Converting eCQMs to dQMs

Andress explained that “converting eCQMs to dQMs preserves existing measure intent while modernizing the technical foundation, and that positions CMS quality programs for greater interoperability, reduced reporting burden, and more comprehensive and timely quality insights.”

FHIR provides a comprehensive framework for implementing clinical quality measures and offers a standardized set of resources and operations that support the representation, sharing, and evaluation of clinical knowledge artifacts.

“Additionally, it’s not constrained simply to the quality measurement purpose, and this means that the data are interoperable for a variety of purposes, not simply within our reporting programs,” Andress said. “The framework enables standardization and interoperability by using consistent data formats and structures and facilitating seamless integration across the diverse healthcare systems.”

FHIR’s modular design and RESTful APIs support rapid implementation, scalability, and adaptability to evolving requirements. Data collected for the purpose of CMS’s program are reusable for different purposes, increasing the efficiency of data collection. FHIR also supports efficient handling of large data sets and enables population‑level analysis and reporting.

Currently, there are 157 resources in FHIR. Some of the common resources used with CMS digital quality measures include:

  • Clinical module: allergy intolerance, condition (problems), procedure, and care plans resources (some may reference other resources such as service requests).

  • Diagnostics module: observation and diagnostic report resources.

Andress explained that the QI‑Core Implementation Guide (IG) is a FHIR‑based implementation guide developed to standardize how clinical data are represented for quality measurement and improvement. It provides a bridge between clinical care data and digital quality measures, ensuring consistent and interoperable representation of clinical concepts needed for quality measurement, and supporting quality reporting programs, clinical decision support, and population health initiatives.

“In a nutshell, the QI‑Core IG is a foundational guide that defines how clinical data should be represented in FHIR so that quality measures can be accurate, interoperable, and implementable,” he said.

Other IGs key to the implementation of measures include:

  • Quality Measure IG (QM IG) – defines how a measure is constructed.

  • DEQM (Data Exchange for Quality Measures IG) – defines how to exchange digital quality measurement data between systems, i.e., how to report the measures to CMS.

Andress described a tool called MADiE (Measure Authoring Development Integrated Environment) that is designed for the creation, testing, and management of both eCQMs and digital quality measures.

“MADiE streamlines the development, testing, and management of quality measures to improve healthcare reporting outcomes.

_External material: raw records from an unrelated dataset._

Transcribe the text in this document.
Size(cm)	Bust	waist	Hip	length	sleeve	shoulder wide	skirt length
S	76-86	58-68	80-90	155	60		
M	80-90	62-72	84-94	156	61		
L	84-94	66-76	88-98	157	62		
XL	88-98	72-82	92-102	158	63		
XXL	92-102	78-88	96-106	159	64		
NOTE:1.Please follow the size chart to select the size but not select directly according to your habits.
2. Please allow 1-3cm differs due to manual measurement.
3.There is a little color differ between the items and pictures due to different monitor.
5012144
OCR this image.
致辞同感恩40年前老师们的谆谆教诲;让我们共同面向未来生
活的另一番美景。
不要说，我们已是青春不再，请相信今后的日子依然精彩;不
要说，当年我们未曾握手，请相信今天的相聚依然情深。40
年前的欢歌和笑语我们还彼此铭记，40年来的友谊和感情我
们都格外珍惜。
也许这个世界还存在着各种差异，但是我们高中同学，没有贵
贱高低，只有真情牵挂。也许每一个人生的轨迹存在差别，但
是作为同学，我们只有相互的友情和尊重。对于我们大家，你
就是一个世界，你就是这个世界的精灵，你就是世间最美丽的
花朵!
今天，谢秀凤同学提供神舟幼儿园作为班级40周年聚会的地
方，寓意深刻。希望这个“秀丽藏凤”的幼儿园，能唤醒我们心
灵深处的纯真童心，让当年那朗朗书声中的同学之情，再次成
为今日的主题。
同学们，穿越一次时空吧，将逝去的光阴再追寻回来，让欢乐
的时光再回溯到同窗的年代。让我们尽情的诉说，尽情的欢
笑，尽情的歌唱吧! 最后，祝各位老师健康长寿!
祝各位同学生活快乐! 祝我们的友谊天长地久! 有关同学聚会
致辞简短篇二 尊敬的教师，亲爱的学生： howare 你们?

MADiE’s role is also to publish the artifacts that are there for you to assist you in the implementation of these measures,” he said. “So much of what you’ll be reviewing in the public comment beginning today comes from the MADiE system.”

With the dQM public comment period, CMS is publishing the dQM measure packages for those measures CMS has converted to the FHIR standard. “The publication of these packages containing these files that I’ve described includes what we believe to be an appropriate representation of the artifacts that would publish in future annual updates for those dQMs. So essentially we’re presenting to you what we think measure packages would look like once we implemented FHIR digital quality measurement reporting,” Andress said.

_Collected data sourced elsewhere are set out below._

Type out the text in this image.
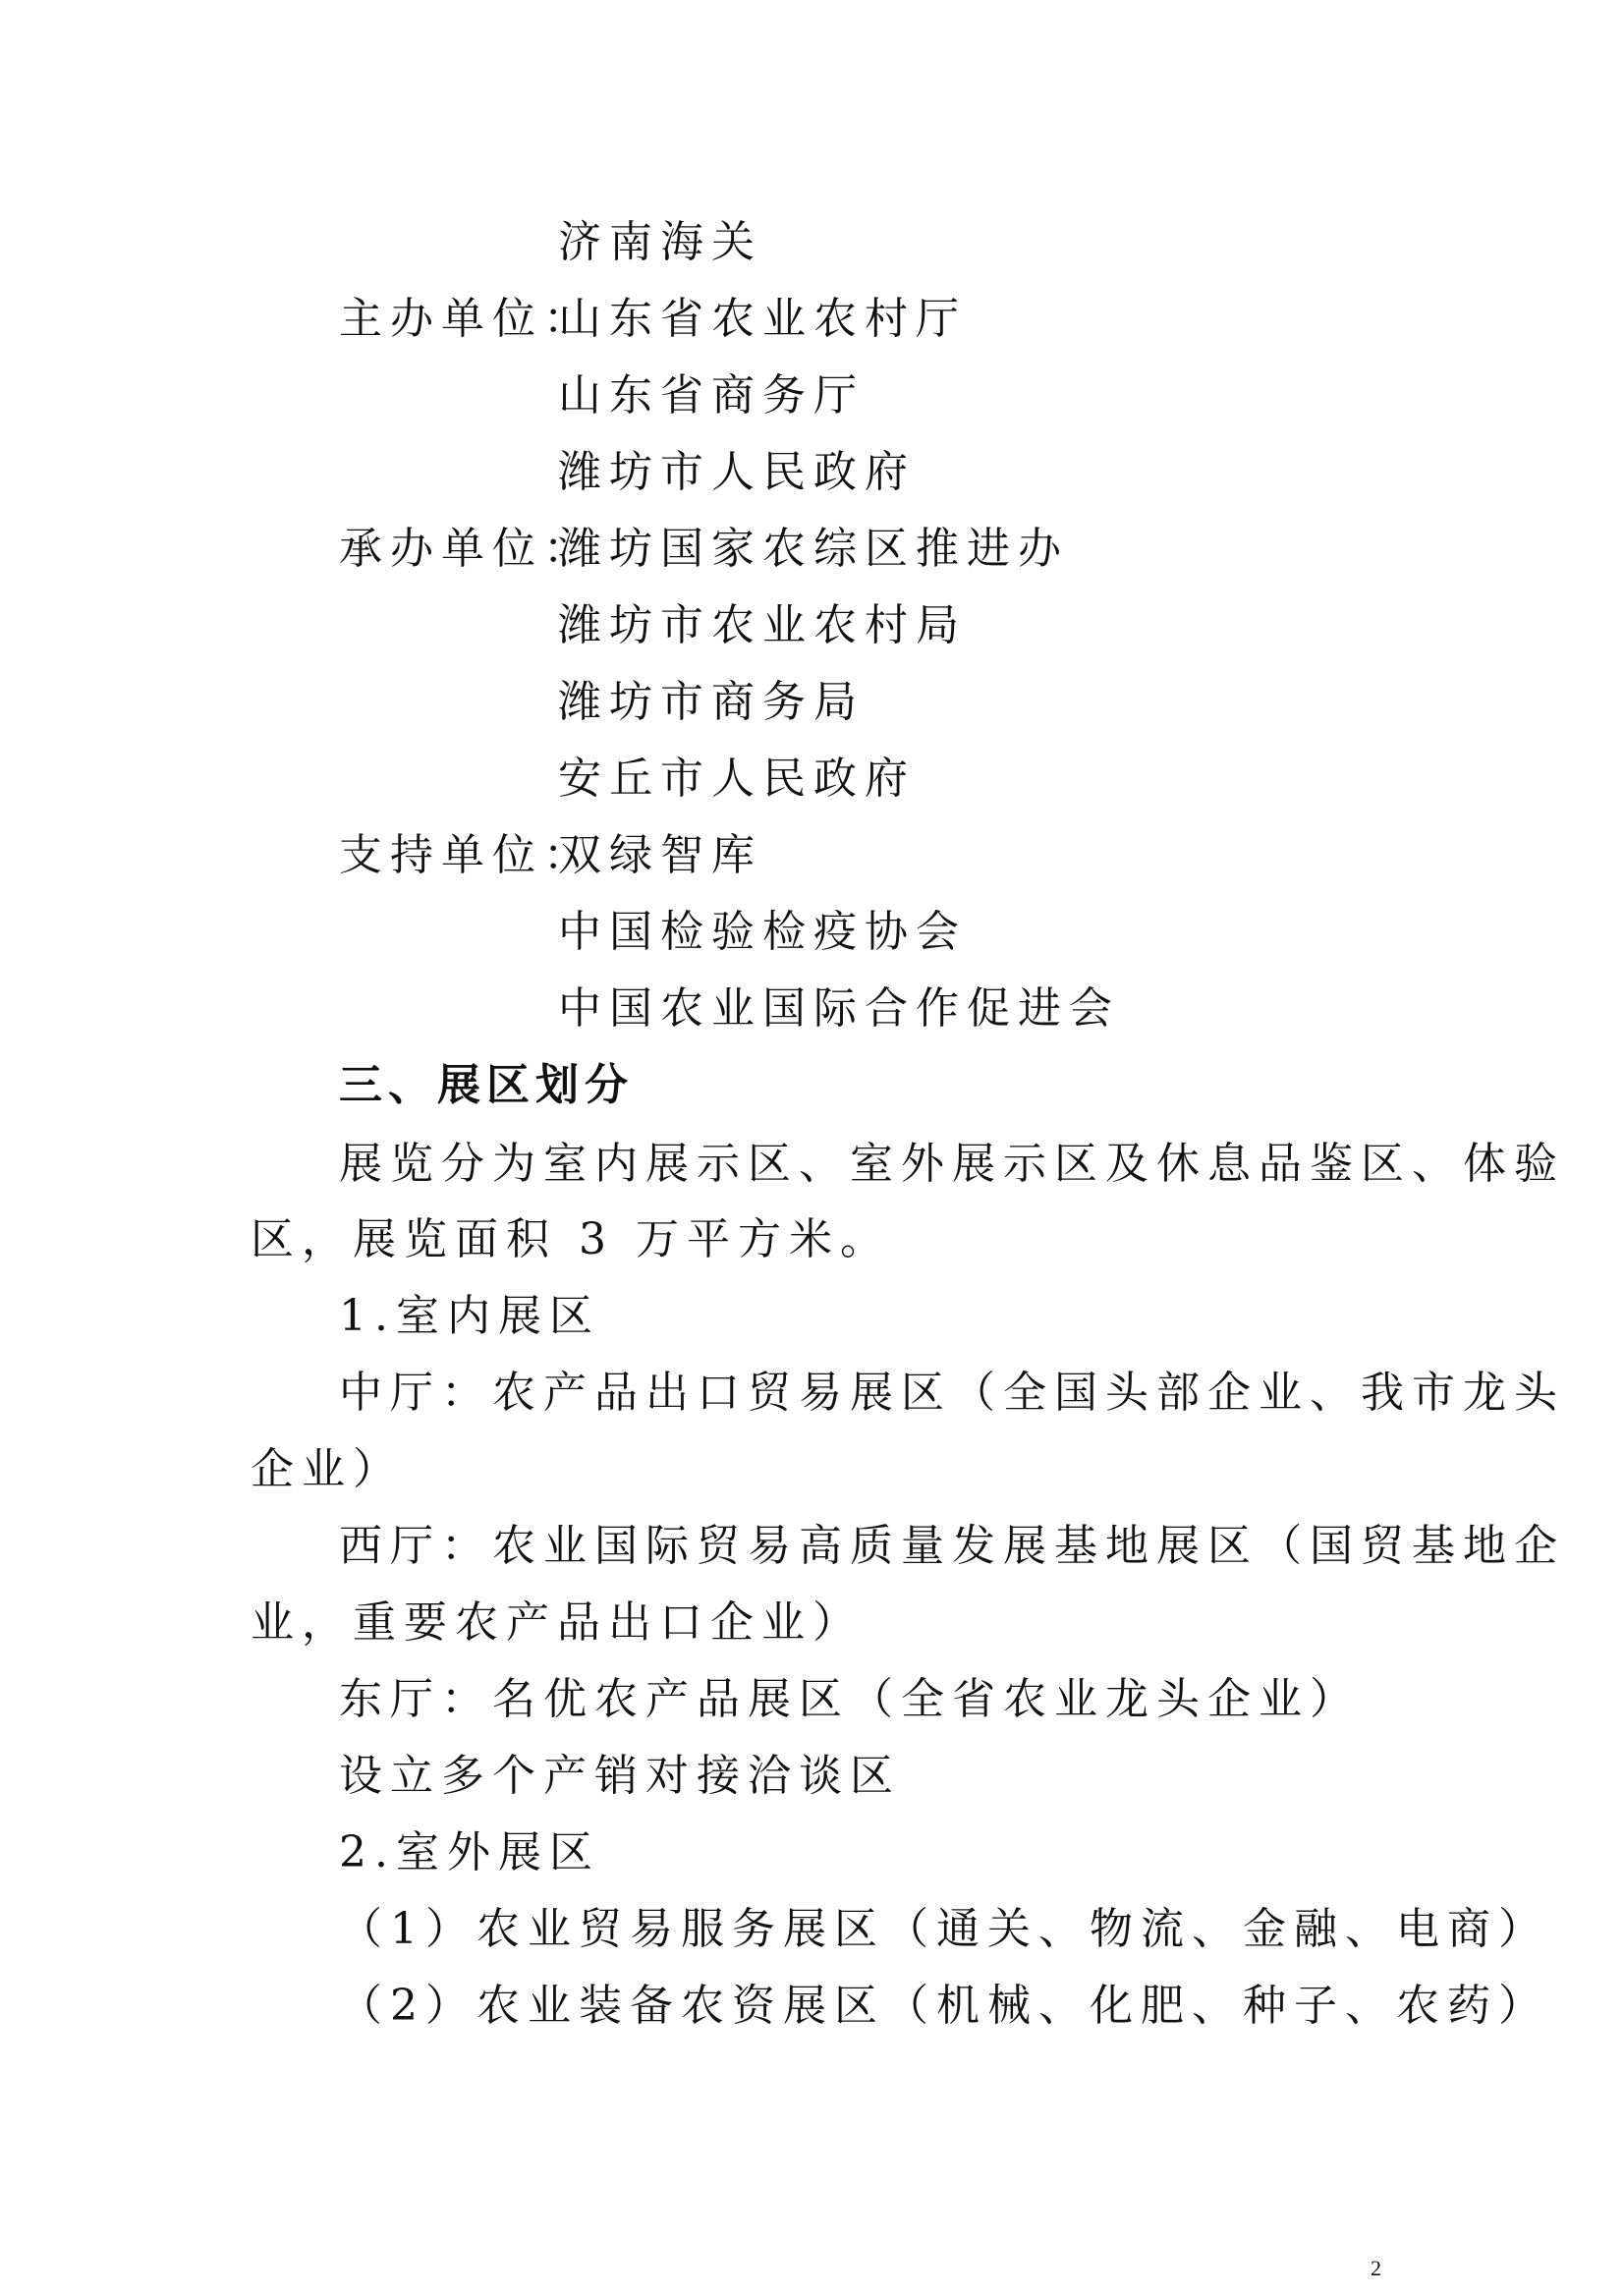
济南海关
主办单位：
山东省农业农村厅
山东省商务厅
潍坊市人民政府
承办单位：
潍坊国家农综区推进办
潍坊市农业农村局
潍坊市商务局
安丘市人民政府
支持单位：
双绿智库
中国检验检疫协会
中国农业国际合作促进会
三、展区划分
展览分为室内展示区、室外展示区及休息品鉴区、体验
区，展览面积 3 万平方米。
1.室内展区
中厅：农产品出口贸易展区（全国头部企业、我市龙头
企业）
西厅：农业国际贸易高质量发展基地展区（国贸基地企
业，重要农产品出口企业）
东厅：名优农产品展区（全省农业龙头企业）
设立多个产销对接洽谈区
2.室外展区
（1）农业贸易服务展区（通关、物流、金融、电商）
（2）农业装备农资展区（机械、化肥、种子、农药）
2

Andress concluded by saying that stakeholders now have a way to see how CMS has mapped out these measures, what they look like, and provide feedback.

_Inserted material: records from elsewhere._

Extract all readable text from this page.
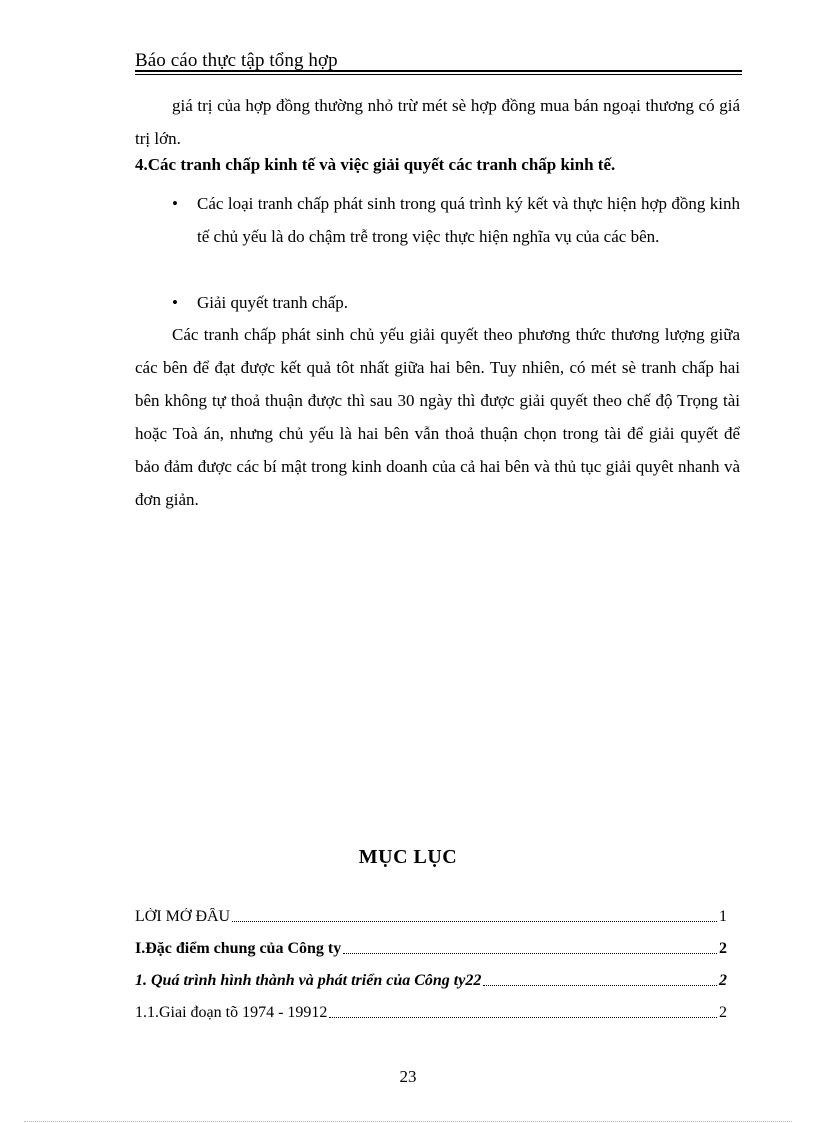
Báo cáo thực tập tổng hợp
giá trị của hợp đồng thường nhỏ trừ mét sè hợp đồng mua bán ngoại thương có giá trị lớn.
4.Các tranh chấp kinh tế và việc giải quyết các tranh chấp kinh tế.
•	Các loại tranh chấp phát sinh trong quá trình ký kết và thực hiện hợp đồng kinh tế chủ yếu là do chậm trễ trong việc thực hiện nghĩa vụ của các bên.
•	Giải quyết tranh chấp.
Các tranh chấp phát sinh chủ yếu giải quyết theo phương thức thương lượng giữa các bên để đạt được kết quả tôt nhất giữa hai bên. Tuy nhiên, có mét sè tranh chấp hai bên không tự thoả thuận được thì sau 30 ngày thì được giải quyết theo chế độ Trọng tài hoặc Toà án, nhưng chủ yếu là hai bên vẫn thoả thuận chọn trong tài để giải quyết để bảo đảm được các bí mật trong kinh doanh của cả hai bên và thủ tục giải quyêt nhanh và đơn giản.
MỤC LỤC
LỜI MỞ ĐẦU	1
I.Đặc điểm chung của Công ty	2
1. Quá trình hình thành và phát triển của Công ty22	2
1.1.Giai đoạn tõ 1974 - 19912	2
23
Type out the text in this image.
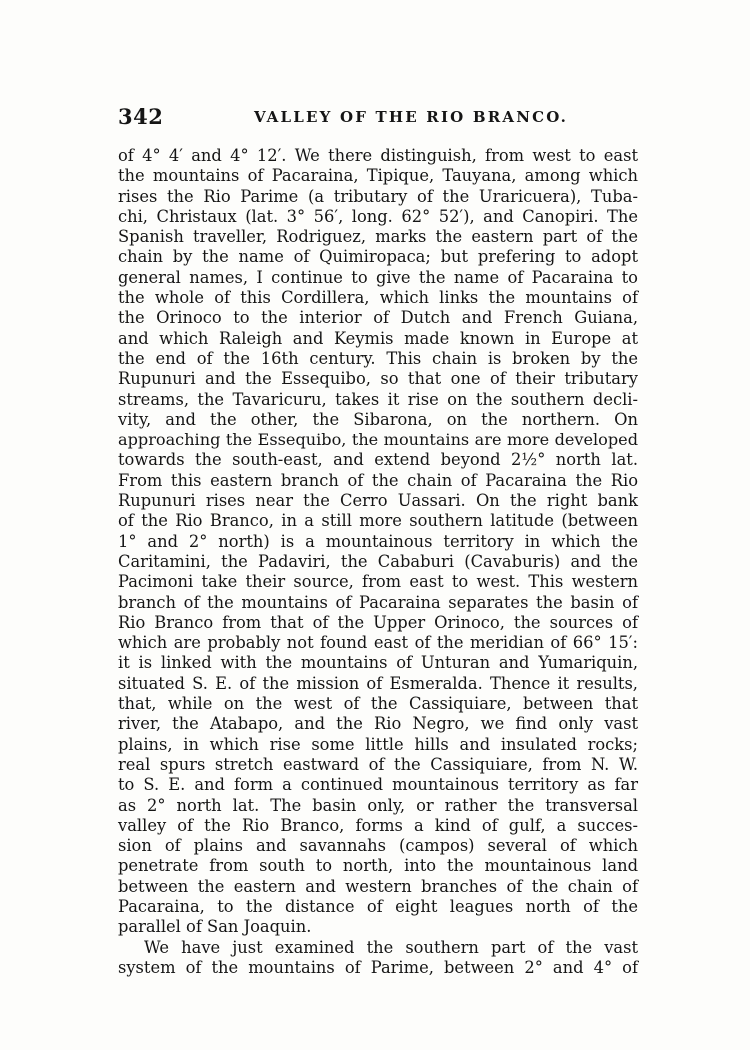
342	VALLEY OF THE RIO BRANCO.
of 4° 4′ and 4° 12′. We there distinguish, from west to east
the mountains of Pacaraina, Tipique, Tauyana, among which
rises the Rio Parime (a tributary of the Uraricuera), Tuba-
chi, Christaux (lat. 3° 56′, long. 62° 52′), and Canopiri. The
Spanish traveller, Rodriguez, marks the eastern part of the
chain by the name of Quimiropaca; but prefering to adopt
general names, I continue to give the name of Pacaraina to
the whole of this Cordillera, which links the mountains of
the Orinoco to the interior of Dutch and French Guiana,
and which Raleigh and Keymis made known in Europe at
the end of the 16th century. This chain is broken by the
Rupunuri and the Essequibo, so that one of their tributary
streams, the Tavaricuru, takes it rise on the southern decli-
vity, and the other, the Sibarona, on the northern. On
approaching the Essequibo, the mountains are more developed
towards the south-east, and extend beyond 2½° north lat.
From this eastern branch of the chain of Pacaraina the Rio
Rupunuri rises near the Cerro Uassari. On the right bank
of the Rio Branco, in a still more southern latitude (between
1° and 2° north) is a mountainous territory in which the
Caritamini, the Padaviri, the Cababuri (Cavaburis) and the
Pacimoni take their source, from east to west. This western
branch of the mountains of Pacaraina separates the basin of
Rio Branco from that of the Upper Orinoco, the sources of
which are probably not found east of the meridian of 66° 15′:
it is linked with the mountains of Unturan and Yumariquin,
situated S. E. of the mission of Esmeralda. Thence it results,
that, while on the west of the Cassiquiare, between that
river, the Atabapo, and the Rio Negro, we find only vast
plains, in which rise some little hills and insulated rocks;
real spurs stretch eastward of the Cassiquiare, from N. W.
to S. E. and form a continued mountainous territory as far
as 2° north lat. The basin only, or rather the transversal
valley of the Rio Branco, forms a kind of gulf, a succes-
sion of plains and savannahs (campos) several of which
penetrate from south to north, into the mountainous land
between the eastern and western branches of the chain of
Pacaraina, to the distance of eight leagues north of the
parallel of San Joaquin.
We have just examined the southern part of the vast
system of the mountains of Parime, between 2° and 4° of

“We also want to hear about any ambiguities in how we’ve presented the materials, whether or not something’s missing that would be important to include, or if something is presented in a way that’s difficult to use.”

The draft dQM packages are available through ONC JIRA tickets, including 17 hospital inpatient digital quality measures, four hospital outpatient digital quality measures, and 49 eligible clinician digital quality measures. Test case exports are provided for some of those measures, and public comments are open through Feb. 23, 2026.